Generally, the 64-point radix-4 DIT-FFT butterfly unit (butterfly 16) consists of butterflies, sets of butterflies and stages (Figure 4). The entire code was developed in a structure made using HDL language. The internal modules were designed based on the behavioral model or dataflow model. The different internal modules are: splitting the entire sequence into equal parts to save memory, 4-bit butterfly unit, odd and even parts, butter for 8-point and 4-point and Commutator for connecting all the stages and sub modules. All these modules are called sub modules in the top butter. The RTL view and simulation result of the 64-point radix-4 DIT-FFT are shown in Figure 5.

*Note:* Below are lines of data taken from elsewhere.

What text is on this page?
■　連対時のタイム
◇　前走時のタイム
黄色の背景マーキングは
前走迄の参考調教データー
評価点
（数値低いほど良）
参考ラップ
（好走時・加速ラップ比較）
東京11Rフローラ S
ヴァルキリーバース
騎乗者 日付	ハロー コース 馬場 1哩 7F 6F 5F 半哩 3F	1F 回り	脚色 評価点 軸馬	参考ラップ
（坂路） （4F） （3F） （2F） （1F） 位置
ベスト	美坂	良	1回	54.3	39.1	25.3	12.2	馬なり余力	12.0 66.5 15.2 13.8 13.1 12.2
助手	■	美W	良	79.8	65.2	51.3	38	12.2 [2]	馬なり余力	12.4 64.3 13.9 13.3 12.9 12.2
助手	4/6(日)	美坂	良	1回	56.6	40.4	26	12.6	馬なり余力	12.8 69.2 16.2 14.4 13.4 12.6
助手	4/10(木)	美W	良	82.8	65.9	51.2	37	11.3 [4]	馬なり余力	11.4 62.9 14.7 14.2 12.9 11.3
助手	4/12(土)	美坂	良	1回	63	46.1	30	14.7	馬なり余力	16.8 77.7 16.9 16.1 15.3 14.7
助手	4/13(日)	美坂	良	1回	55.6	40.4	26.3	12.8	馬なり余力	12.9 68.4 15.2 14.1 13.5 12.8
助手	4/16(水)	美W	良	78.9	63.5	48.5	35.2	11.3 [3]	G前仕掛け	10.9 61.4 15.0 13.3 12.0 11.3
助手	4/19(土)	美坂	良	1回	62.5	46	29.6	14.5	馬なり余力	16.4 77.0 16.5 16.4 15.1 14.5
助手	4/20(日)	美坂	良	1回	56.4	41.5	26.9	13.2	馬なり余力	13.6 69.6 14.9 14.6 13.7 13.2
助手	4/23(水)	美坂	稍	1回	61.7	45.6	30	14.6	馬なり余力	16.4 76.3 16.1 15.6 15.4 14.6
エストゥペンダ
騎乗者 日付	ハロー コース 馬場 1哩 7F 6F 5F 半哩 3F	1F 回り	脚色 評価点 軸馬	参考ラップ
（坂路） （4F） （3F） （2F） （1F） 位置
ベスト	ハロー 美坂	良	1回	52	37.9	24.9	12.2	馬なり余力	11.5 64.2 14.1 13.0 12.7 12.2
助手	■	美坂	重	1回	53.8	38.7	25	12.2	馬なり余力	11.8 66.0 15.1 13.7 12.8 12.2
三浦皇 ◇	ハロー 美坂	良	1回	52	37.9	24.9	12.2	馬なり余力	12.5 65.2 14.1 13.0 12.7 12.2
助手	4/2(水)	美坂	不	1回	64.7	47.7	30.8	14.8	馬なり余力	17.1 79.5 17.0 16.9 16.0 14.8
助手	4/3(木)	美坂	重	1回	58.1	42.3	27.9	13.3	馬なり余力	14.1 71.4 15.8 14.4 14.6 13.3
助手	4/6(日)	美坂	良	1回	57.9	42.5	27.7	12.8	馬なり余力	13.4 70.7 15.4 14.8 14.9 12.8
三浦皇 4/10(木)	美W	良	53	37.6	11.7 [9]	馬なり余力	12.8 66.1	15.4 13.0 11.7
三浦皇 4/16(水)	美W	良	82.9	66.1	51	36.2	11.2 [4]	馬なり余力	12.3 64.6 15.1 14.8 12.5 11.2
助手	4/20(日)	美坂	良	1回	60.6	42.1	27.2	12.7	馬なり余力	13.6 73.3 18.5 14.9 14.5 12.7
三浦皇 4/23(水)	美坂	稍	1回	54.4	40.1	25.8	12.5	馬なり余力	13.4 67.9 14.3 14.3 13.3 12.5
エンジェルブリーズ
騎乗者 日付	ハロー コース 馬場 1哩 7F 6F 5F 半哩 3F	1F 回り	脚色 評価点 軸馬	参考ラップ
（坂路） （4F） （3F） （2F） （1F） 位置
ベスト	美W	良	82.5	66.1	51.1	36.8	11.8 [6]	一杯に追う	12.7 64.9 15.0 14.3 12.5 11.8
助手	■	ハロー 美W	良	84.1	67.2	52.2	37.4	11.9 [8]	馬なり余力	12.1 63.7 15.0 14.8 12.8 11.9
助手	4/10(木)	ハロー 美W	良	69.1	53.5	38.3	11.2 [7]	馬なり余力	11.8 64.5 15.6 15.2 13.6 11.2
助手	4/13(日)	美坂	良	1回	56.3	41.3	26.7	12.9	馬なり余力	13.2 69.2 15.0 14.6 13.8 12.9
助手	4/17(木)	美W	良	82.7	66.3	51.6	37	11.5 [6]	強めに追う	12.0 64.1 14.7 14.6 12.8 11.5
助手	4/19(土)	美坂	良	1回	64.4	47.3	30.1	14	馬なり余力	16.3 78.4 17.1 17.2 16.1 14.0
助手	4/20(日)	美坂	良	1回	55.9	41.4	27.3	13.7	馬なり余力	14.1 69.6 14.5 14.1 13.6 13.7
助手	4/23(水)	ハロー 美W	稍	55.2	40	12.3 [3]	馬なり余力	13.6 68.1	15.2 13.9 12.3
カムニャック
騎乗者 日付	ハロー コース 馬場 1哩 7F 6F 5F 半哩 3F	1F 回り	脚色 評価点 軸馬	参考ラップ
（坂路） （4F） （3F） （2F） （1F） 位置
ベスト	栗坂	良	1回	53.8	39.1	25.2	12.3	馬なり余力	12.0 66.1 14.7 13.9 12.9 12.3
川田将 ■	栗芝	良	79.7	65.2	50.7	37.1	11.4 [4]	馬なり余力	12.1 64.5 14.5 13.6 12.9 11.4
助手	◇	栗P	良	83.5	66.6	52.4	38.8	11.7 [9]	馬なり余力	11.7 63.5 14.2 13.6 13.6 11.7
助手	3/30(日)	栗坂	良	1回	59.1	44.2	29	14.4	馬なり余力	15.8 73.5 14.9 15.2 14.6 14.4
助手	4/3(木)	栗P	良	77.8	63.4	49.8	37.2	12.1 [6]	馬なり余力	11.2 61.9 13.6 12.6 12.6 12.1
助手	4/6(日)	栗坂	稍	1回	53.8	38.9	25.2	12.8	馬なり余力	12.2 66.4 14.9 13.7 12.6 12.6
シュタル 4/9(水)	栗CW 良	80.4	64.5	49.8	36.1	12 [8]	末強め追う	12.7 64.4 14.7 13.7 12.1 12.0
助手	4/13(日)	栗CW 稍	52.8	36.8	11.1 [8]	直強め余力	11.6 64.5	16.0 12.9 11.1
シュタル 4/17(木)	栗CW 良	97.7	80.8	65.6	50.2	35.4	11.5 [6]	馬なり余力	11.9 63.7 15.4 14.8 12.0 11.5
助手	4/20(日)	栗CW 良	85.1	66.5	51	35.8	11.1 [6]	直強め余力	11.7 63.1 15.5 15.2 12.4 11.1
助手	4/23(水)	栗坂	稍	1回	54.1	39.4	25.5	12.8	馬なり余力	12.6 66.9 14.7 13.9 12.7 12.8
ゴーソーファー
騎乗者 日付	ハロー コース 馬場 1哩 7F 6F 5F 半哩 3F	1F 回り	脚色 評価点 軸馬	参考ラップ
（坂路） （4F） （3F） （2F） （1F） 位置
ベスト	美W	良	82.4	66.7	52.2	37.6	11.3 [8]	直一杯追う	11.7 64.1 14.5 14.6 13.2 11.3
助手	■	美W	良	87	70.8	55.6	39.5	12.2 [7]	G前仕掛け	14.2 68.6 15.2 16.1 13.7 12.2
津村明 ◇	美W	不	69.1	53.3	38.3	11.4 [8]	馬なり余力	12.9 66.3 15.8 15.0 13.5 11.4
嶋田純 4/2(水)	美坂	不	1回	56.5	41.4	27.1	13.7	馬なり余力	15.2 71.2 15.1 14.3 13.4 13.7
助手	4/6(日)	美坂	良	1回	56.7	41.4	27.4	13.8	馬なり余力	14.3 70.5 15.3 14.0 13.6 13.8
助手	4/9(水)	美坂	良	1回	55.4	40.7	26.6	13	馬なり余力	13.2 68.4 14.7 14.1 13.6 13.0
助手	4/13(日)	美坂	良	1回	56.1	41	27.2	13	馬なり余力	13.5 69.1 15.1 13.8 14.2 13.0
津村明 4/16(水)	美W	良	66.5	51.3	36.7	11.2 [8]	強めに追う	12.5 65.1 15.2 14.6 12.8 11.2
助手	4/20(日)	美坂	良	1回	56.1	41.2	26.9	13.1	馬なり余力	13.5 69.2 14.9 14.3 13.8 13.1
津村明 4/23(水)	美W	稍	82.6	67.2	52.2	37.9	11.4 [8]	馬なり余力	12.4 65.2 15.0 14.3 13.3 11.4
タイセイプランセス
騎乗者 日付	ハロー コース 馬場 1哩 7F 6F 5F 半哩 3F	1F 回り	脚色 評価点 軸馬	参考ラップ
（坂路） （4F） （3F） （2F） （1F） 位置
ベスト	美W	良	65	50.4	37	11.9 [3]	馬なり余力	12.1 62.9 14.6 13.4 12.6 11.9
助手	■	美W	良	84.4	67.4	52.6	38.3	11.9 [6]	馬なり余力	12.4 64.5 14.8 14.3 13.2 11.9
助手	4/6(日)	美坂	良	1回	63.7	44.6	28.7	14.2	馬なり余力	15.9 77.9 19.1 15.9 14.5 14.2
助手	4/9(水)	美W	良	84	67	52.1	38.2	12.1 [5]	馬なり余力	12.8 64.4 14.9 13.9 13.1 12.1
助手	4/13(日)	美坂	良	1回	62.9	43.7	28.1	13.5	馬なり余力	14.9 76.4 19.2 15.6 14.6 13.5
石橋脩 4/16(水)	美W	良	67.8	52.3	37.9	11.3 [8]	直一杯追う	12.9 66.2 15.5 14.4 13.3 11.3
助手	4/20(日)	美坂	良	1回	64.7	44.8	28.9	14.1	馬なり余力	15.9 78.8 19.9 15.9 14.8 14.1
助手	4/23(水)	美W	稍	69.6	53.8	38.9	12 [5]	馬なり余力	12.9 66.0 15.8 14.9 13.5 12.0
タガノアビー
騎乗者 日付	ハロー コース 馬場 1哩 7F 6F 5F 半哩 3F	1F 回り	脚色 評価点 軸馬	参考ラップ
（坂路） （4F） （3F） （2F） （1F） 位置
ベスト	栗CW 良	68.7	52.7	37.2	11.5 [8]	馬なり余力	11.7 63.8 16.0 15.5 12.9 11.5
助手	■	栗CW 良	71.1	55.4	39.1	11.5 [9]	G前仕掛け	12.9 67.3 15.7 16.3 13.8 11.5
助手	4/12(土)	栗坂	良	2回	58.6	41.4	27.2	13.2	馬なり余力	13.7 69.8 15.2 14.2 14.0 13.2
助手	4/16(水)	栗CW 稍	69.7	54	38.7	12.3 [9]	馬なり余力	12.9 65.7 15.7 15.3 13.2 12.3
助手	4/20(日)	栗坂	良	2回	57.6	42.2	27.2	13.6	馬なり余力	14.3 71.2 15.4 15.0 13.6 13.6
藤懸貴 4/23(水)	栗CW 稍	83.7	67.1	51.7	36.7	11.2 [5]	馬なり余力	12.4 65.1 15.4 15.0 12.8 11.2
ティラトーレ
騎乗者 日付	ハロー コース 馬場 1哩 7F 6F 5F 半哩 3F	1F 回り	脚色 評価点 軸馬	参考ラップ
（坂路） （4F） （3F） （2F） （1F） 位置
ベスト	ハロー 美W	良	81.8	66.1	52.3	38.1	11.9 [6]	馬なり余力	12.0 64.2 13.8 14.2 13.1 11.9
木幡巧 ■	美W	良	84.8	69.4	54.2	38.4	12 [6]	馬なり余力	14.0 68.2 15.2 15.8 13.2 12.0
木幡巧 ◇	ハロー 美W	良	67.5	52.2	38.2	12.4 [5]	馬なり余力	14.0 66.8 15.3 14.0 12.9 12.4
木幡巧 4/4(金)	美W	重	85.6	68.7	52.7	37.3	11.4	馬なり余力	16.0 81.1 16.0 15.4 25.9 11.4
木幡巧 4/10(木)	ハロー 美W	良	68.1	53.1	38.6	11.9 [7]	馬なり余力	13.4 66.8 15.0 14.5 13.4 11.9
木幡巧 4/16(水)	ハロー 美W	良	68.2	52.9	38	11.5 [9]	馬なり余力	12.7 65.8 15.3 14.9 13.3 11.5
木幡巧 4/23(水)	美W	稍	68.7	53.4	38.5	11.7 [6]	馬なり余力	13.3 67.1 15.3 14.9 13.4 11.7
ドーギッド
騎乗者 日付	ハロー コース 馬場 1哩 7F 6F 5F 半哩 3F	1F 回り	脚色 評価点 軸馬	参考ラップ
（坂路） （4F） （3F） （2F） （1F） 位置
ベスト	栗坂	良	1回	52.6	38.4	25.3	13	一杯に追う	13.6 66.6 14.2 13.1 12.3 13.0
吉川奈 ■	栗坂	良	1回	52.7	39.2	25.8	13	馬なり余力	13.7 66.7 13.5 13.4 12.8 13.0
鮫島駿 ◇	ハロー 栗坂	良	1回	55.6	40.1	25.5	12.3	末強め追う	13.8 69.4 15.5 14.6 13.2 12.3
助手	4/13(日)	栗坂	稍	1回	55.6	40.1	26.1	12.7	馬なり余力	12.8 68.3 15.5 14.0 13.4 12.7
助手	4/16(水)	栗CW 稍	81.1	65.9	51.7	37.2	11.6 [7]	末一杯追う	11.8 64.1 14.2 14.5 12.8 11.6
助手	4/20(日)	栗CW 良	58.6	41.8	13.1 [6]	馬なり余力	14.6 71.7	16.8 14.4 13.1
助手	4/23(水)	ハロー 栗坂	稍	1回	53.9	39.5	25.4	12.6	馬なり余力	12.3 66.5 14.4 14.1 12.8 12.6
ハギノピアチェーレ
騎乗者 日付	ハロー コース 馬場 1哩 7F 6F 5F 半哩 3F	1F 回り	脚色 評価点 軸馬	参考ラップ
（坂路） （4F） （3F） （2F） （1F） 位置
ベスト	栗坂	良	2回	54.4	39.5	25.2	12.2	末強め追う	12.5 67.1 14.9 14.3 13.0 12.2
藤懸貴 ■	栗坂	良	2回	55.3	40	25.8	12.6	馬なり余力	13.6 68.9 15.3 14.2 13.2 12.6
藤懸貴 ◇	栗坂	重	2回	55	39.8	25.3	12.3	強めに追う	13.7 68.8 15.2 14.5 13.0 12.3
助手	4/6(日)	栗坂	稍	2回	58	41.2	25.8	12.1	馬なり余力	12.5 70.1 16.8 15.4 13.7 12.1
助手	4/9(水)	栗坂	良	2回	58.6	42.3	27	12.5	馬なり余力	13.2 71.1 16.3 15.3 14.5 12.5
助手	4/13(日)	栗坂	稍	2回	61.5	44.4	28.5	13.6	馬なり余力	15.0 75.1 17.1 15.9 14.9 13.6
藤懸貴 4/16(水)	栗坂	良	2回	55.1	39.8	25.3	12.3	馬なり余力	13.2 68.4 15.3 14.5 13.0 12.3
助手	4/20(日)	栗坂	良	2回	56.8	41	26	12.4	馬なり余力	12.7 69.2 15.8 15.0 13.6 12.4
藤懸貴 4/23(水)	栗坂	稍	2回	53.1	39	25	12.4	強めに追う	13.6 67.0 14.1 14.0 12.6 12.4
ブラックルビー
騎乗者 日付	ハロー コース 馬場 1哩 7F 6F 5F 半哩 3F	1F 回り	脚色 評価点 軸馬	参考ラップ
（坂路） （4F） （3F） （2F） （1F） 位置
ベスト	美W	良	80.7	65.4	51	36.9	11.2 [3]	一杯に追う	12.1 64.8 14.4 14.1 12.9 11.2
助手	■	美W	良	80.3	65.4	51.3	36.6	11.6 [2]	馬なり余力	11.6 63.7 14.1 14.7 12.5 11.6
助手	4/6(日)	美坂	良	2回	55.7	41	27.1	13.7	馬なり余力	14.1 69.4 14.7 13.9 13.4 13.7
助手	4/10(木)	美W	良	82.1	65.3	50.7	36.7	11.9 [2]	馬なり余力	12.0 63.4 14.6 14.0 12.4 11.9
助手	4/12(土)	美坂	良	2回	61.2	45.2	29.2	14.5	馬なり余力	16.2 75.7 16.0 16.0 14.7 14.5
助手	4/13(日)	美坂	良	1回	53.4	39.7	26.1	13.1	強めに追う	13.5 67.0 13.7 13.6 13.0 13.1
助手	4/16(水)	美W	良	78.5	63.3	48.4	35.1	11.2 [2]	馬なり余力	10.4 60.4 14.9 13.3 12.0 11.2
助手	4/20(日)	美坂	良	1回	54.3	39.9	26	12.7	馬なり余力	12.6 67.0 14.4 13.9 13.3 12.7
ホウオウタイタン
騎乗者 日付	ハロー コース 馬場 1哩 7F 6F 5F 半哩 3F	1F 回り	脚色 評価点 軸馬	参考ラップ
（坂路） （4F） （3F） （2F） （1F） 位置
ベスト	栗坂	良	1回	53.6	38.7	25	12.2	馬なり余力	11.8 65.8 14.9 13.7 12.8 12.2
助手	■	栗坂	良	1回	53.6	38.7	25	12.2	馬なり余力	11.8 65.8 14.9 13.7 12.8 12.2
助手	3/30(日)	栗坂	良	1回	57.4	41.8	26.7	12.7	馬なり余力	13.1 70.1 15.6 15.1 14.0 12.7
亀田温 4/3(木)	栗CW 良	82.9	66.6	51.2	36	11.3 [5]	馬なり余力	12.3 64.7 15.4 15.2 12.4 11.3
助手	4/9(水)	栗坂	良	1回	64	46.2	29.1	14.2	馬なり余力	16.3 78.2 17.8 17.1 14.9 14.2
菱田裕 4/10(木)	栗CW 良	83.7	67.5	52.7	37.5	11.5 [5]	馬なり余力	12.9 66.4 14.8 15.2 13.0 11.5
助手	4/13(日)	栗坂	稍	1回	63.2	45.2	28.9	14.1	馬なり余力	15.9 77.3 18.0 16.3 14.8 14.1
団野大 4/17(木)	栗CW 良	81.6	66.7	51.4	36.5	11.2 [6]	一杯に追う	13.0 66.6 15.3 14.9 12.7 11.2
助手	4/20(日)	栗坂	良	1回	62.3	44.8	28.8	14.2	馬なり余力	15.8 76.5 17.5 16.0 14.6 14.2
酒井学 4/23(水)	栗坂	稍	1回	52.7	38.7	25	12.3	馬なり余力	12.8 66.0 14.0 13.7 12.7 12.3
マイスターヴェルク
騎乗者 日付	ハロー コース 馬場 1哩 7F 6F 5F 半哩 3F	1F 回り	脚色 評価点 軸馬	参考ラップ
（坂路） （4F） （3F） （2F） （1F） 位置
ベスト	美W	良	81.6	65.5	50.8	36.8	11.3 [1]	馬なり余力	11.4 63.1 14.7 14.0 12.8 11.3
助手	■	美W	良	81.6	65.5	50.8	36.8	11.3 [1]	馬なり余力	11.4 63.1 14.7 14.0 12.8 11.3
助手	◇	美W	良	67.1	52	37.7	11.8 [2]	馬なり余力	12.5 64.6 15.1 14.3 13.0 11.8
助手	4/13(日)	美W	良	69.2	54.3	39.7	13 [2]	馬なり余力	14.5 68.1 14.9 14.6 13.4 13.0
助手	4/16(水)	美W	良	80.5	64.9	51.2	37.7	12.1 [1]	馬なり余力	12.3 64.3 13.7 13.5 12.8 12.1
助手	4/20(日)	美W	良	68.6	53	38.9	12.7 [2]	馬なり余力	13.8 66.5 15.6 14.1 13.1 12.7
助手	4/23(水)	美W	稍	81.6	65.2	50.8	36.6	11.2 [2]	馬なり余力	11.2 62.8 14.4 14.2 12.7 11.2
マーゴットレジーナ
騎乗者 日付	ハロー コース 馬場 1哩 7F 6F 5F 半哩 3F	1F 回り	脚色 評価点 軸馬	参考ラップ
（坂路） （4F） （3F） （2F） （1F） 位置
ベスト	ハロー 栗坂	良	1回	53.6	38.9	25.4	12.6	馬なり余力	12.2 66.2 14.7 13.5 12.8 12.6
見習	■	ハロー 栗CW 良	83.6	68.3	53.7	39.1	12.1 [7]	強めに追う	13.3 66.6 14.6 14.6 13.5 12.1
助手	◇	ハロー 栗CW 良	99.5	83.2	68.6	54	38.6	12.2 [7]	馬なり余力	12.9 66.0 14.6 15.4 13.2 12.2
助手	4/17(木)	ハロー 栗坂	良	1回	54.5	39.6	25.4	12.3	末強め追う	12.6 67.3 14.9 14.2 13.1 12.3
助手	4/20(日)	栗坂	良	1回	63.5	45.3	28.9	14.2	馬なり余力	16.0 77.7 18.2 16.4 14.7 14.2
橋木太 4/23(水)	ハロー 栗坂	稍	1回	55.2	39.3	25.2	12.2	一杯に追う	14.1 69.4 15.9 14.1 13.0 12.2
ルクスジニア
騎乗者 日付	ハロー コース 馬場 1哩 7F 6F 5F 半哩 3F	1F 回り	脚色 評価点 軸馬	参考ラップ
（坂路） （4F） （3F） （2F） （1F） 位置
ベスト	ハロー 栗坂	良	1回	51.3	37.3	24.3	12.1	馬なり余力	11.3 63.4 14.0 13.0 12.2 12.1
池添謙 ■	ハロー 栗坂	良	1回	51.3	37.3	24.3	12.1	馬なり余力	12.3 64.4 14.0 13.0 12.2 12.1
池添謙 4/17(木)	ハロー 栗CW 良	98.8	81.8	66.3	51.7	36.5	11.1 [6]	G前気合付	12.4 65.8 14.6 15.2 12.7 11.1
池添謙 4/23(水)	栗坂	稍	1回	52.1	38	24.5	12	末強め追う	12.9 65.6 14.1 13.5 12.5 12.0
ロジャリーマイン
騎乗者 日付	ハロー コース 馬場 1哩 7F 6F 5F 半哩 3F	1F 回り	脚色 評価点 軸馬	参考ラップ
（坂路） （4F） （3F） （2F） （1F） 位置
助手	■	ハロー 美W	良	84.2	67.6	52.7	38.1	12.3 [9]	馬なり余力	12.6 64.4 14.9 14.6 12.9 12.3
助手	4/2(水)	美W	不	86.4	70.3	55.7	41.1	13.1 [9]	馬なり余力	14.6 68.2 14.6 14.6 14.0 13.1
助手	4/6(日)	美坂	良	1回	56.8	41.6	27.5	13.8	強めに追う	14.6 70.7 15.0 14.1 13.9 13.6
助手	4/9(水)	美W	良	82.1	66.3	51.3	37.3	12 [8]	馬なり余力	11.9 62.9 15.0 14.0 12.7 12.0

3.1. Data Split of 64 Points

The entire 64-point radix-4 DIT-FFT can be split into four equal parts. Each of the 16 points and each point are the combination of 4 bits; totally, 64 bits are in each equal part. A is an input sequence of 256 bits (0 to 255), divided into four equal parts of each 16 point 64 bit (0 to 63, 64 to 127, 128 to 191, 192 to 255). The RTL view of data split 64 points into four equal 16 points, and the simulation results are shown in Figure 6, Figure 7 and Figure 8, respectively.

3.1.1. Top Butter

Top butter is the divided part of the entire sequence. This has a 16-point, 64-bit input and 64 twiddle, totally 128-bit output, in which 64 bits are even and the remaining bits are odd. Top butter contains the Commutator, even and odd parts. For the entire sequence, the total 4-top butters (M2, M3, M4 and M5) are present. The RTL view of the top butter (M2), and the simulation results are shown in Figure 9 and Figure 10, respectively:

3.1.2. Internal Structure of Top Butter

The equally divided 16-point (64-bit) sequence again undergoes further division to increase the speed of execution. The 64-bit (0 to 63) sequence divides as A (0 to 3), A (4 to 7) and so on to A (59 to 63), and 16 points are divided into the remaining four equal parts. The simulation results of data split of 16 points are shown in Figure 11 and Figure 12 and RTL view of this unit having Commutator (Figure 13 and Figure 14), even and odd parts respectively:

3.1.3. Commutator

As commutator is used to communicate, it consist of data splitter, odd and even parts, DFT four bit odd and even parts separately as shown in Figure 13 and its simulated results is shown in Figure 14.

3.1.4. DFT Four

DFT four is the basic unit in the radix-4 structure, because it transfers the input value to output. Each stage has this unit, and four inputs and four outputs are present in this unit. The RTL view and simulation results of DFT four are shown in Figure 15 and Figure 16, respectively.

3.1.5. Butter R8

Butter R8 is the internal unit in the butterfly diagram. It is the combination of both even and odd parts. Each even and odd part is the combination of two butter R4 blocks, so there are a total of two R4 blocks for each butter R8 block. This butter R8 block exists from the 16-point block means division of 16 points into smaller parts for easy execution. The RTL view and simulation results of butter R8 are shown in Figure 17 and Figure 18, respectively.

3.1.6. Even and Odd Parts

Even and odd parts are the two different functions in the entire butterfly unit. The combination of even- and odd-part units is present in all modules (M2, M3, M4 and M5). In four modules, four even- and odd-part combinations are present. In the different parts, the divided sequence can be ordered into even and odd parts/places to save memory requirements. The even and odd parts have two instances internally to make the execution easier. The simulation results are shown in Figure 19.

3.1.7. Butter R4

Butter R4 is the basic unit in this structure because it represents the radix-4 function. Each stage has this unit, either as a single unit or as a set/group. In this unit, four inputs and four outputs are present, as shown in the Figure 14. Each input is multiplied with the twiddle factor and gives the output, implying that for the 256-bit input, there are 256 twiddle factors present. The RTL view and simulation results of butter R4 are shown in Figure 20 and Figure 21, respectively.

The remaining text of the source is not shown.